A little vacant space in the back yard could be the perfect spot for a garden.
Maybe you plant tomatoes, some peppers—fresh produce in the summer is wonderful.
The same thing is true over at the Tulsa Zoo.
A bit of vacant exhibit space is providing fresh produce for the animals.
Jay Ross is the horticulture curator, responsible for stuff that grows, like the mulberry tree he was busy trimming Tuesday, and, of course, vegetables.
The space, many will recognize as the home of the butterfly exhibit several years ago.
Recently, though, the space wasn't being used for anything, so Jay and his staff re-appropriated it.
"We call it the commissary garden, because it supplements our commissary, so they can feed it out to the animals," Ross said.

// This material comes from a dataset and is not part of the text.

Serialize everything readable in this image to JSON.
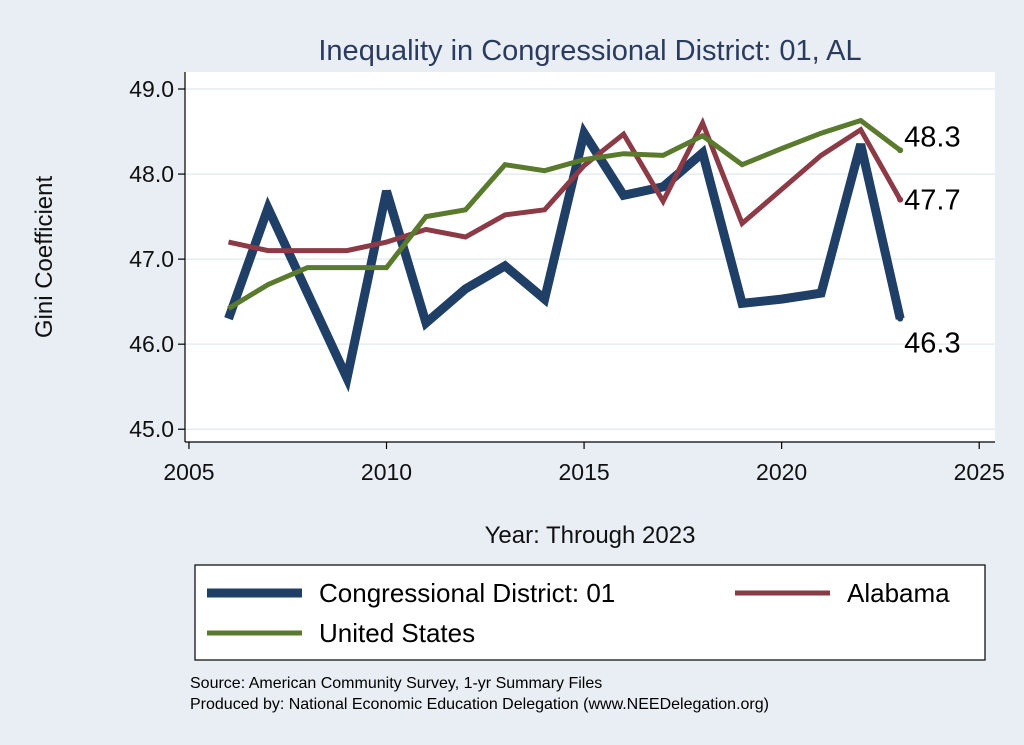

There are peppers, cabbage and kale, and lots of tomatoes.
"I know we're not making a significant dent in our food budget, but at the same time, we know where it came from. It's local and it's sustainable," Ross said.
And it's clean. They use no pesticides in the garden.
The heat and drought has taken its toll on some of the plants. Most people wouldn't eat them, but they're not intended for us, anyway.
"The elephants will eat them," Ross said. "Elephants will eat anything."
That includes the mulberry trimmings. Mulberry is on the approved list of enrichment foods for elephants, among others.
Nothing gets wasted—mulberry trimmings or vacant exhibit space.